News

Threat Actors Change Tactics as Ransomware Payoffs Decline

• By David Ramel
• 02/06/2025

Threat actors are changing tactics as they collect less money from ransomware payoffs, according to a new report from Chainalysis, a blockchain analytics firm.

For years the advice from cybersecurity experts has been for organizations not to pay ransomware demands, and that practice seems to be gaining traction as the company noted a 35% year-over-year decrease in ransomware payments, with less than half of recorded incidents resulting in victim payments.

These payments have generally increased over the last five years -- with 2022 an exception -- and topped out at $1.25 billion last year according to the firm, which provides cryptocurrency investigation, compliance, and risk management solutions. Cryptocurrency is most often used for ransomware payments because of guaranteed pseudonymity, global accessibility, and difficulty in reversing transactions. These payments can still be tracked in certain ways, though, and the company's report published this week provides exhaustive details about the entire ransomware ecosystem.

"The ransomware landscape experienced significant changes in 2024, with cryptocurrency continuing to play a central role in extortion," the report said. "However, the total volume of ransom payments decreased year-over-year (YoY) by approximately 35%, driven by increased law enforcement actions, improved international collaboration, and a growing refusal by victims to pay."

With that reduction in payments however, the threat actors are changing their approaches in the eternal back-and-forth struggle between the black-hatters and white-hatters.

"In response, many attackers shifted tactics, with new ransomware strains emerging from rebranded, leaked, or purchased code, reflecting a more adaptive and agile threat environment," Chainalysis said. "Ransomware operations have also become faster, with negotiations often beginning within hours of data exfiltration. Attackers range from nation-state actors to ransomware-as-a-service (RaaS) operations, lone operators, and data theft extortion groups, such as those who extorted and stole data from Snowflake, a cloud service provider."

Overall, crypto crime is paying off to the tune of a predicted $51.3 billion in 2024, according to a Chainalysis report published last month.

"According to our metrics today, it looks like 2024 saw a drop in value received by illicit cryptocurrency addresses to a total of $40.9 billion," that Jan. 15 report said. "However, 2024 was likely a record year for inflows to illicit actors as these figures are lower-bound estimates based on inflows to the illicit addresses we've identified up to today."

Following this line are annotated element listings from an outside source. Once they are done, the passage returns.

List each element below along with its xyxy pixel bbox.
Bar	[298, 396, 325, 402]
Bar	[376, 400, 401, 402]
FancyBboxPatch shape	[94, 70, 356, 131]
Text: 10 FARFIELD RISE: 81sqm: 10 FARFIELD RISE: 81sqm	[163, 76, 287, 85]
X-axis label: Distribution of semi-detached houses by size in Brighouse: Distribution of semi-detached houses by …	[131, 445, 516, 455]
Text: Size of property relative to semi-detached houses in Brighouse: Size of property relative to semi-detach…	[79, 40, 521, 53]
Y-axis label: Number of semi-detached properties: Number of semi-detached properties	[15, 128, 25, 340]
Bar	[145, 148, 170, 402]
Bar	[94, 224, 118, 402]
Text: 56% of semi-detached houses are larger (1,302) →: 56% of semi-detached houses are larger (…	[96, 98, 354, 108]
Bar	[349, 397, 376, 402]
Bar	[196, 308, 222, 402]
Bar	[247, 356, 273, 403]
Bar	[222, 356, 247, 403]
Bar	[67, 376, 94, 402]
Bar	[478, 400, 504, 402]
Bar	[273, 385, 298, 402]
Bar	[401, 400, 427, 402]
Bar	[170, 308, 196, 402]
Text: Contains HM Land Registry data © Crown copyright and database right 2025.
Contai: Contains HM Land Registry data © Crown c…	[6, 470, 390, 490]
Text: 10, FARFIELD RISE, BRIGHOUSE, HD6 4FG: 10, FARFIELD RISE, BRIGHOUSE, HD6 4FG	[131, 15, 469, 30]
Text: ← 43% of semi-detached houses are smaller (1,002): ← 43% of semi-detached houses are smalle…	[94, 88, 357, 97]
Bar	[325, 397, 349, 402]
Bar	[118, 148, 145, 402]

That overall crypto crime report also addressed the ransomware scene specifically -- apparently based on the same data -- indicating ransomware remains a lucrative crime. While it still generates hundreds of millions in revenue, major law enforcement crackdowns and a growing reluctance among victims to pay have disrupted the ecosystem. Despite these challenges, attack volume remained steady in 2024, with some groups still securing payments, though in smaller amounts. In fact, a report from Cohesity in January 2024 concluded that ransomware payoffs were becoming a "cost of doing business."

Chainalysis provided this summary of navigating the evolving threat landscape:

Ransomware in 2024 reflected shifts driven by law enforcement action, improved victim resilience, and emerging attack trends. Crackdowns and collaboration with incident response firms and blockchain experts helped disrupt many ransomware groups, reducing their profitability. Victims also demonstrated greater resistance to ransom demands, widening the gap between demands and payments.

Financial strategies continue to adapt under law enforcement pressure, although malicious actors face increasing difficulties laundering payments from victims. Sustained collaboration and innovative defenses will remain critical to building on the progress made in 2024.